The lawsuit arrives as some elected officials and advocacy groups such as People For Portland push for local government to dramatically expand their shelter options and crack down on public camping. Organizers of People For Portland, a controversial nonprofit structured as a 501(c)(4), announced last week that they’re trying to put a measure on the November ballot to redirect most of the money from the 2020 Metro Homeless Service measure away from creating supportive housing services and toward creating shelter space.
Advocates for people experiencing homelessness have condemned the plan, saying massive investments in temporary shelters fritter away money that could be used on long-term solutions. Tuesday’s lawsuit indicates there could be another group entering the already heated debate over how to best handle the housing crisis: people who could see new shelters in their neighborhood.
The Electric Blocks developers are not the only ones protesting the women’s shelter. The Central Eastside Industrial Council, a coalition of businesses and property owners that pay for extra public services such as trash cleanup, is also rallying against the shelters. Coalition members say there was little time to review the shelter plan and fear that people who take refuge there would struggle to find permanent housing.
“The proposed warehousing of shelter occupants is mis-aligned with the County’s stated housing goals,” coalition board President Eric Cress wrote in a letter Tuesday to city and county officials.
While the shelter will not open full-time until April 15, the property owners in the lawsuit predict a worst-case scenario for the site. The plaintiffs say the shelter will constitute a nuisance and will allow for the storing of “dangerous items,” such as fire stoves and weapons, “the stacking of garbage, needles, makeshift beds, water bottles, food wrappers,” and permit “noxious odors” to emanate from open showers and toilets.

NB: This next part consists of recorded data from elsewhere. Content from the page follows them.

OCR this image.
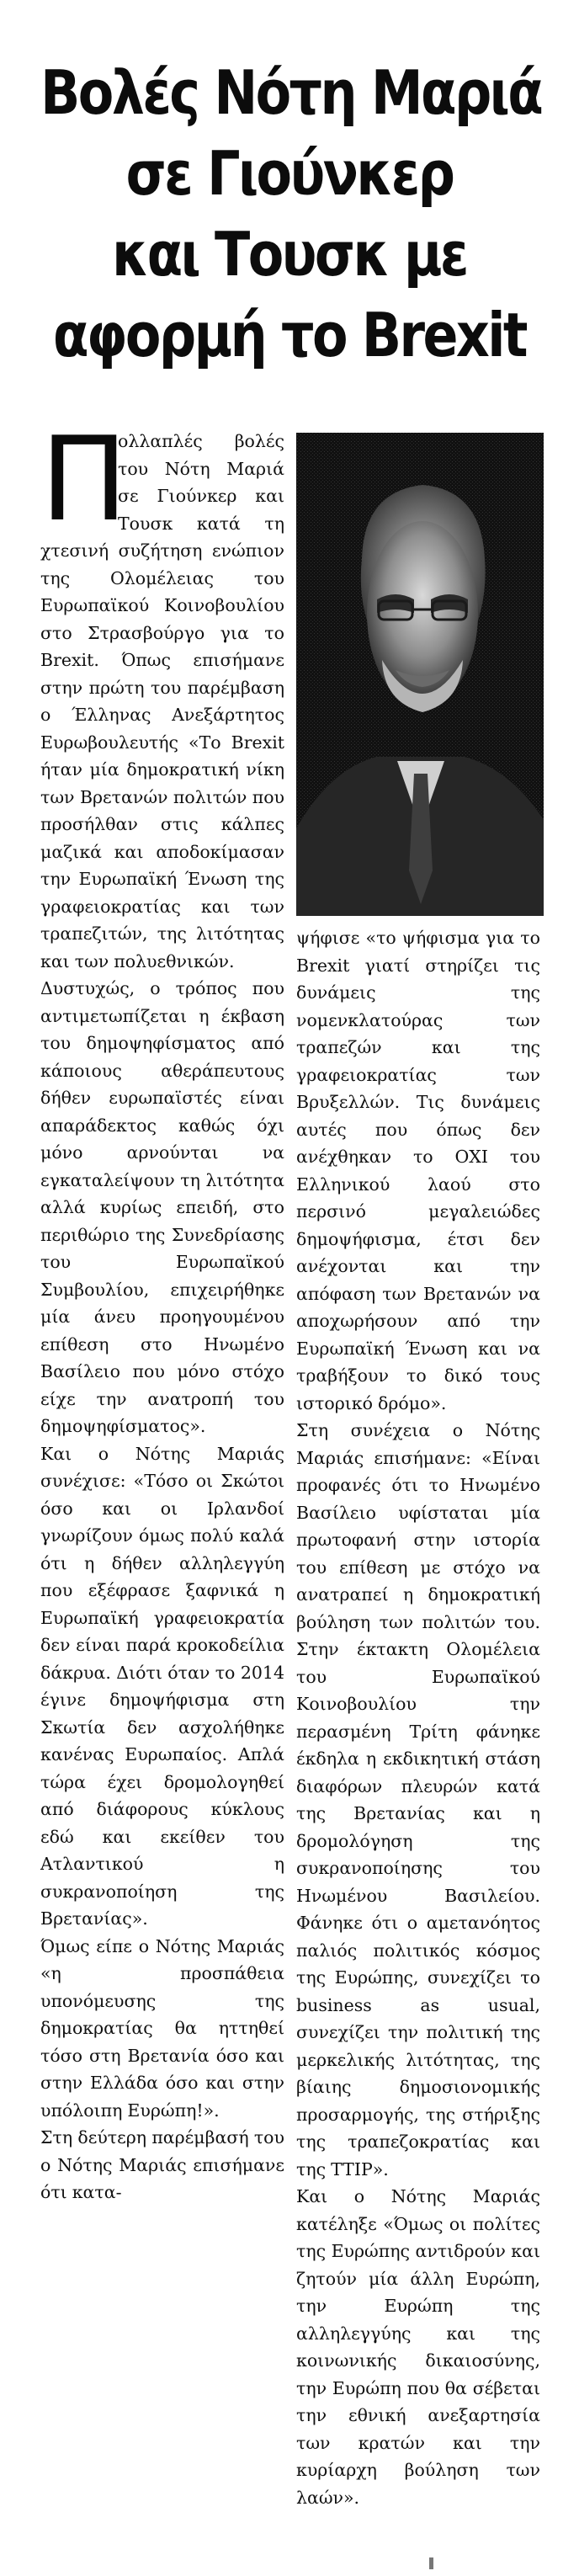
Βολές Νότη Μαριά
σε Γιούνκερ
και Τουσκ με
αφορμή το Brexit

Π
ολλαπλές βολές του Νότη Μαριά σε Γιούνκερ και Τουσκ κατά τη χτεσινή συζήτηση ενώπιον της Ολομέλειας του Ευρωπαϊκού Κοινοβουλίου στο Στρασβούργο για το Brexit. Όπως επισήμανε στην πρώτη του παρέμβαση ο Έλληνας Ανεξάρτητος Ευρωβουλευτής «Το Brexit ήταν μία δημοκρατική νίκη των Βρετανών πολιτών που προσήλθαν στις κάλπες μαζικά και αποδοκίμασαν την Ευρωπαϊκή Ένωση της γραφειοκρατίας και των τραπεζιτών, της λιτότητας και των πολυεθνικών.

Δυστυχώς, ο τρόπος που αντιμετωπίζεται η έκβαση του δημοψηφίσματος από κάποιους αθεράπευτους δήθεν ευρωπαϊστές είναι απαράδεκτος καθώς όχι μόνο αρνούνται να εγκαταλείψουν τη λιτότητα αλλά κυρίως επειδή, στο περιθώριο της Συνεδρίασης του Ευρωπαϊκού Συμβουλίου, επιχειρήθηκε μία άνευ προηγουμένου επίθεση στο Ηνωμένο Βασίλειο που μόνο στόχο είχε την ανατροπή του δημοψηφίσματος».

Και ο Νότης Μαριάς συνέχισε: «Τόσο οι Σκώτοι όσο και οι Ιρλανδοί γνωρίζουν όμως πολύ καλά ότι η δήθεν αλληλεγγύη που εξέφρασε ξαφνικά η Ευρωπαϊκή γραφειοκρατία δεν είναι παρά κροκοδείλια δάκρυα. Διότι όταν το 2014 έγινε δημοψήφισμα στη Σκωτία δεν ασχολήθηκε κανένας Ευρωπαίος. Απλά τώρα έχει δρομολογηθεί από διάφορους κύκλους εδώ και εκείθεν του Ατλαντικού η συκρανοποίηση της Βρετανίας».

Όμως είπε ο Νότης Μαριάς «η προσπάθεια υπονόμευσης της δημοκρατίας θα ηττηθεί τόσο στη Βρετανία όσο και στην Ελλάδα όσο και στην υπόλοιπη Ευρώπη!».

Στη δεύτερη παρέμβασή του ο Νότης Μαριάς επισήμανε ότι κατα-

ψήφισε «το ψήφισμα για το Brexit γιατί στηρίζει τις δυνάμεις της νομενκλατούρας των τραπεζών και της γραφειοκρατίας των Βρυξελλών. Τις δυνάμεις αυτές που όπως δεν ανέχθηκαν το ΟΧΙ του Ελληνικού λαού στο περσινό μεγαλειώδες δημοψήφισμα, έτσι δεν ανέχονται και την απόφαση των Βρετανών να αποχωρήσουν από την Ευρωπαϊκή Ένωση και να τραβήξουν το δικό τους ιστορικό δρόμο».

Στη συνέχεια ο Νότης Μαριάς επισήμανε: «Είναι προφανές ότι το Ηνωμένο Βασίλειο υφίσταται μία πρωτοφανή στην ιστορία του επίθεση με στόχο να ανατραπεί η δημοκρατική βούληση των πολιτών του. Στην έκτακτη Ολομέλεια του Ευρωπαϊκού Κοινοβουλίου την περασμένη Τρίτη φάνηκε έκδηλα η εκδικητική στάση διαφόρων πλευρών κατά της Βρετανίας και η δρομολόγηση της συκρανοποίησης του Ηνωμένου Βασιλείου. Φάνηκε ότι ο αμετανόητος παλιός πολιτικός κόσμος της Ευρώπης, συνεχίζει το business as usual, συνεχίζει την πολιτική της μερκελικής λιτότητας, της βίαιης δημοσιονομικής προσαρμογής, της στήριξης της τραπεζοκρατίας και της TTIP».

Και ο Νότης Μαριάς κατέληξε «Όμως οι πολίτες της Ευρώπης αντιδρούν και ζητούν μία άλλη Ευρώπη, την Ευρώπη της αλληλεγγύης και της κοινωνικής δικαιοσύνης, την Ευρώπη που θα σέβεται την εθνική ανεξαρτησία των κρατών και την κυρίαρχη βούληση των λαών».
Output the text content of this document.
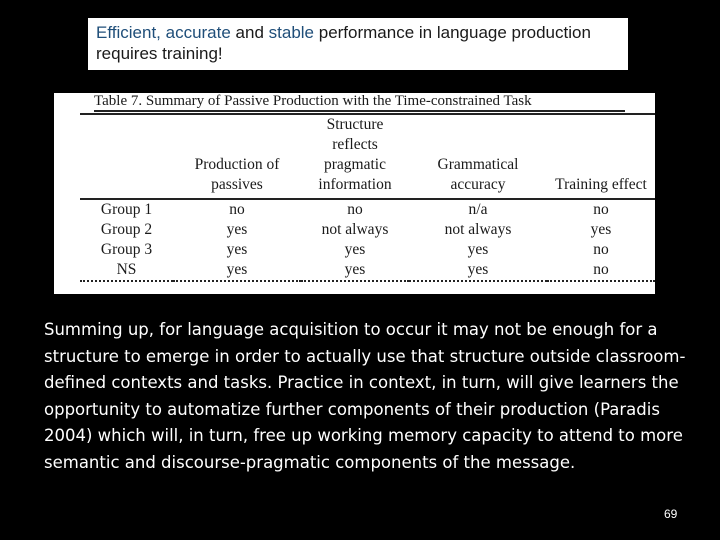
Efficient, accurate and stable performance in language production requires training!
Table 7. Summary of Passive Production with the Time-constrained Task
	Production of passives	Structure reflects pragmatic information	Grammatical accuracy	Training effect
Group 1	no	no	n/a	no
Group 2	yes	not always	not always	yes
Group 3	yes	yes	yes	no
NS	yes	yes	yes	no
Summing up, for language acquisition to occur it may not be enough for a structure to emerge in order to actually use that structure outside classroom-defined contexts and tasks. Practice in context, in turn, will give learners the opportunity to automatize further components of their production (Paradis 2004) which will, in turn, free up working memory capacity to attend to more semantic and discourse-pragmatic components of the message.
69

Therefore, they argue in their legal filing, the site is likely to be “a public and private nuisance.” The property owners also allege the county violated Oregon’s Open Meeting Laws by failing to notify them about the new shelter as well as the city’s planning and zoning code by placing a mass shelter in an area zoned for industrial uses.
“The legal filing is really trying to say ‘Please slow down and take a pause,’” said Adam Tyler, the president of real estate firm Killian Pacific, the parent company for the plaintiffs and owner of the five office buildings. “There has not been any opportunity for people to be heard. There’s been no information shared with the public about the proposal.”
Tyler said he agreed with the call to build more shelters to address the homeless crisis, but not at 120 S.E. Market St., a spot roughly in the center of his five buildings. He said the space was a windowless warehouse and would isolate people in an industrial area removed from social services.
“We’re strongly supportive of shelters,” he said. “We just want them to be located in smart places.”
A spokesperson for the Joint Office declined to comment, citing the county’s policy of not speaking on pending litigation.